Authors: Anderson C, Nichols HB

Category: Survivorship & Health Outcomes/Comparative Effectiveness Research
Conference Year: 2020

Abstract Body:
Purpose of the study: Over the past several decades, treatment of cancer in adolescents and young adults (AYAs, age 15-39 years) has evolved significantly, leading to steady improvements in estimated five-year survival at diagnosis. However, the impact on late mortality in this population is largely unexamined.
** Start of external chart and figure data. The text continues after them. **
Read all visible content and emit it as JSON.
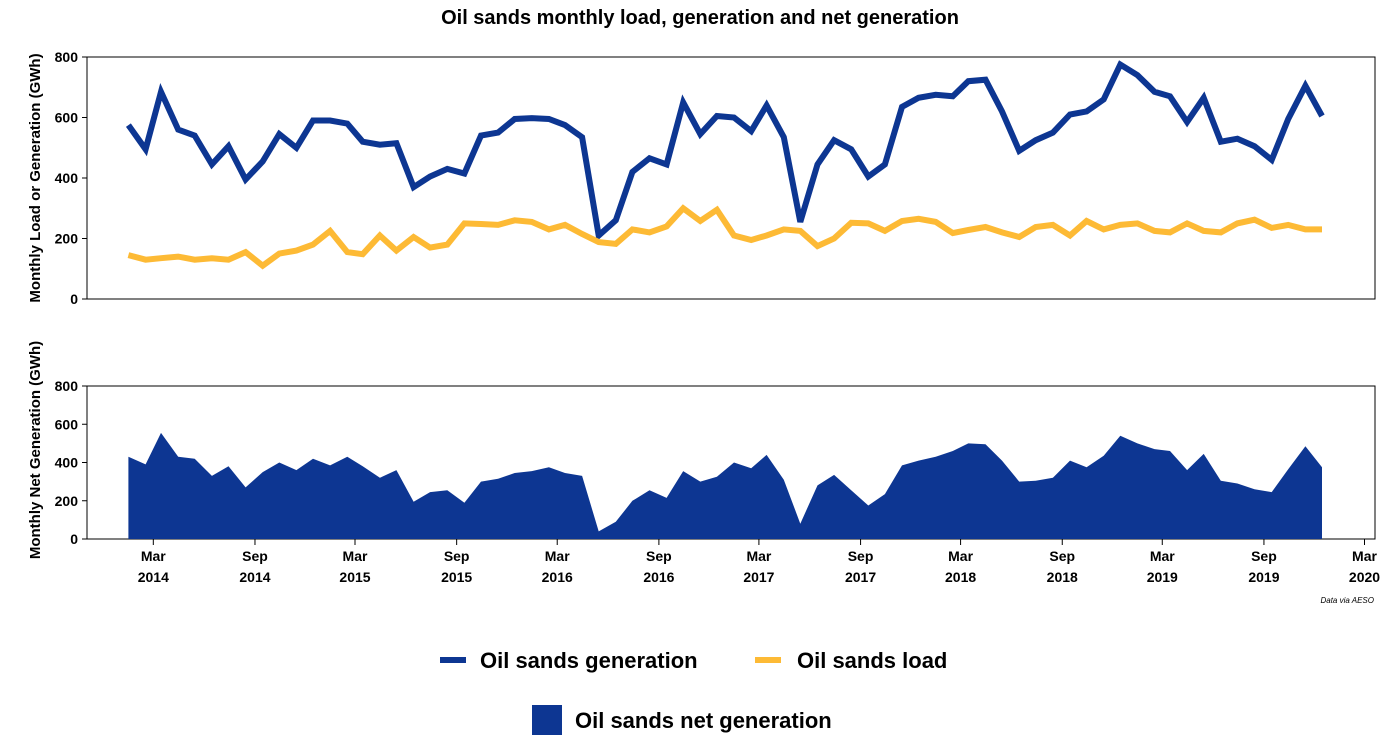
{
  "title": "Oil sands monthly load, generation and net generation",
  "source_note": "Data via AESO",
  "colors": {
    "generation": "#0D3692",
    "load": "#FDBA35",
    "net": "#0D3692"
  },
  "x_ticks": [
    {
      "month": "Mar",
      "year": "2014",
      "date": "2014-03-01"
    },
    {
      "month": "Sep",
      "year": "2014",
      "date": "2014-09-01"
    },
    {
      "month": "Mar",
      "year": "2015",
      "date": "2015-03-01"
    },
    {
      "month": "Sep",
      "year": "2015",
      "date": "2015-09-01"
    },
    {
      "month": "Mar",
      "year": "2016",
      "date": "2016-03-01"
    },
    {
      "month": "Sep",
      "year": "2016",
      "date": "2016-09-01"
    },
    {
      "month": "Mar",
      "year": "2017",
      "date": "2017-03-01"
    },
    {
      "month": "Sep",
      "year": "2017",
      "date": "2017-09-01"
    },
    {
      "month": "Mar",
      "year": "2018",
      "date": "2018-03-01"
    },
    {
      "month": "Sep",
      "year": "2018",
      "date": "2018-09-01"
    },
    {
      "month": "Mar",
      "year": "2019",
      "date": "2019-03-01"
    },
    {
      "month": "Sep",
      "year": "2019",
      "date": "2019-09-01"
    },
    {
      "month": "Mar",
      "year": "2020",
      "date": "2020-03-01"
    }
  ],
  "legend": {
    "generation": "Oil sands generation",
    "load": "Oil sands load",
    "net": "Oil sands net generation"
  },
  "chart_data": [
    {
      "type": "line",
      "ylabel": "Monthly Load or Generation (GWh)",
      "ylim": [
        0,
        800
      ],
      "yticks": [
        0,
        200,
        400,
        600,
        800
      ],
      "xlim": [
        "2013-11-01",
        "2020-03-20"
      ],
      "x": [
        "2014-01",
        "2014-02",
        "2014-03",
        "2014-04",
        "2014-05",
        "2014-06",
        "2014-07",
        "2014-08",
        "2014-09",
        "2014-10",
        "2014-11",
        "2014-12",
        "2015-01",
        "2015-02",
        "2015-03",
        "2015-04",
        "2015-05",
        "2015-06",
        "2015-07",
        "2015-08",
        "2015-09",
        "2015-10",
        "2015-11",
        "2015-12",
        "2016-01",
        "2016-02",
        "2016-03",
        "2016-04",
        "2016-05",
        "2016-06",
        "2016-07",
        "2016-08",
        "2016-09",
        "2016-10",
        "2016-11",
        "2016-12",
        "2017-01",
        "2017-02",
        "2017-03",
        "2017-04",
        "2017-05",
        "2017-06",
        "2017-07",
        "2017-08",
        "2017-09",
        "2017-10",
        "2017-11",
        "2017-12",
        "2018-01",
        "2018-02",
        "2018-03",
        "2018-04",
        "2018-05",
        "2018-06",
        "2018-07",
        "2018-08",
        "2018-09",
        "2018-10",
        "2018-11",
        "2018-12",
        "2019-01",
        "2019-02",
        "2019-03",
        "2019-04",
        "2019-05",
        "2019-06",
        "2019-07",
        "2019-08",
        "2019-09",
        "2019-10",
        "2019-11",
        "2019-12"
      ],
      "series": [
        {
          "name": "Oil sands generation",
          "values": [
            575,
            495,
            685,
            560,
            540,
            445,
            505,
            395,
            455,
            545,
            500,
            590,
            590,
            580,
            520,
            510,
            515,
            370,
            405,
            430,
            415,
            540,
            550,
            595,
            598,
            595,
            575,
            535,
            210,
            260,
            420,
            465,
            445,
            650,
            545,
            605,
            600,
            555,
            640,
            535,
            255,
            445,
            525,
            495,
            405,
            445,
            635,
            665,
            675,
            670,
            720,
            725,
            620,
            490,
            525,
            550,
            610,
            620,
            660,
            775,
            740,
            685,
            670,
            585,
            665,
            520,
            530,
            505,
            460,
            595,
            705,
            605
          ]
        },
        {
          "name": "Oil sands load",
          "values": [
            145,
            130,
            135,
            140,
            130,
            135,
            130,
            155,
            110,
            150,
            160,
            180,
            225,
            155,
            148,
            210,
            160,
            205,
            170,
            180,
            250,
            248,
            245,
            260,
            255,
            230,
            245,
            215,
            188,
            182,
            230,
            220,
            240,
            300,
            258,
            295,
            210,
            195,
            210,
            230,
            225,
            175,
            200,
            252,
            250,
            225,
            258,
            265,
            255,
            218,
            228,
            238,
            220,
            205,
            238,
            245,
            210,
            258,
            230,
            245,
            250,
            225,
            220,
            250,
            225,
            220,
            250,
            262,
            235,
            245,
            230,
            230
          ]
        }
      ]
    },
    {
      "type": "area",
      "ylabel": "Monthly Net Generation (GWh)",
      "ylim": [
        0,
        800
      ],
      "yticks": [
        0,
        200,
        400,
        600,
        800
      ],
      "xlim": [
        "2013-11-01",
        "2020-03-20"
      ],
      "x": [
        "2014-01",
        "2014-02",
        "2014-03",
        "2014-04",
        "2014-05",
        "2014-06",
        "2014-07",
        "2014-08",
        "2014-09",
        "2014-10",
        "2014-11",
        "2014-12",
        "2015-01",
        "2015-02",
        "2015-03",
        "2015-04",
        "2015-05",
        "2015-06",
        "2015-07",
        "2015-08",
        "2015-09",
        "2015-10",
        "2015-11",
        "2015-12",
        "2016-01",
        "2016-02",
        "2016-03",
        "2016-04",
        "2016-05",
        "2016-06",
        "2016-07",
        "2016-08",
        "2016-09",
        "2016-10",
        "2016-11",
        "2016-12",
        "2017-01",
        "2017-02",
        "2017-03",
        "2017-04",
        "2017-05",
        "2017-06",
        "2017-07",
        "2017-08",
        "2017-09",
        "2017-10",
        "2017-11",
        "2017-12",
        "2018-01",
        "2018-02",
        "2018-03",
        "2018-04",
        "2018-05",
        "2018-06",
        "2018-07",
        "2018-08",
        "2018-09",
        "2018-10",
        "2018-11",
        "2018-12",
        "2019-01",
        "2019-02",
        "2019-03",
        "2019-04",
        "2019-05",
        "2019-06",
        "2019-07",
        "2019-08",
        "2019-09",
        "2019-10",
        "2019-11",
        "2019-12"
      ],
      "series": [
        {
          "name": "Oil sands net generation",
          "values": [
            430,
            390,
            555,
            430,
            420,
            330,
            380,
            270,
            350,
            400,
            360,
            420,
            385,
            430,
            380,
            320,
            360,
            195,
            245,
            255,
            190,
            300,
            315,
            345,
            355,
            375,
            345,
            330,
            40,
            90,
            200,
            255,
            215,
            355,
            300,
            325,
            400,
            370,
            440,
            310,
            80,
            280,
            335,
            255,
            175,
            235,
            385,
            410,
            430,
            460,
            500,
            495,
            410,
            300,
            305,
            320,
            410,
            375,
            435,
            540,
            500,
            470,
            460,
            360,
            445,
            305,
            290,
            260,
            245,
            365,
            485,
            375
          ]
        }
      ]
    }
  ]
}
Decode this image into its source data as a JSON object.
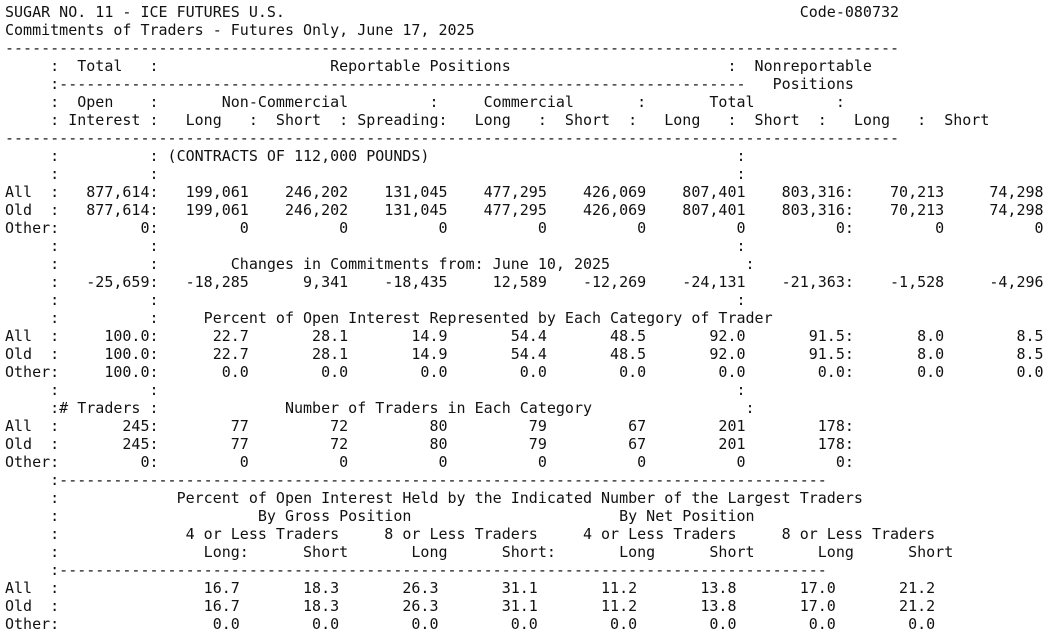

Therefore the purpose of these analyses was to investigate temporal trends in mortality among five-year AYA cancer survivors. Methods: The Surveillance, Epidemiology, and End Results (SEER) database was used to identify AYAs who were diagnosed with a first primary cancer between 1975 and 2011 and survived at least five years beyond diagnosis. Survival months were accrued from five years post-diagnosis until death or end of 2016, whichever occurred first. Cumulative mortality from all causes, cancer, and noncancer/nonexternal causes (i.e. excluding accidents, suicide, homicide) was estimated according to diagnosis era (1975-1984, 1985-1994, 1995-2004, 2005-2011). Estimates for cancer-specific and noncancer/nonexternal mortality accounted for deaths from all other causes as competing risks. Results: Among 282,969 five-year survivors of AYA cancer, five-year mortality (i.e. from 5 through 10 years post- diagnosis) from all causes decreased from 8.3% (95% CI: 8.0%-8.6%) among those diagnosed in 1975-1984 to 5.4% (95% CI: 5.3%-5.6%) among those diagnosed in 2005-2011. This was largely explained by decreases in cancer-specific mortality (7.0% to 4.3%) between these periods. However, for specific cancer types, including colorectal, bone, cervical/uterine, soft tissue sarcomas, and bladder, cumulative mortality curves demonstrated little improvement in cancer-specific mortality over time. Reductions in late mortality from noncancer/nonexternal causes over time were apparent for Hodgkin lymphoma and trachea, lung, and bronchus cancers; some evidence also suggested improvements for leukemia, central nervous system tumors, and head and neck cancers. Conclusions: Over the past four decades, all-cause and cancer-specific mortality have decreased among five-year AYA cancer survivors overall, but several cancer types have not shared in these improvements.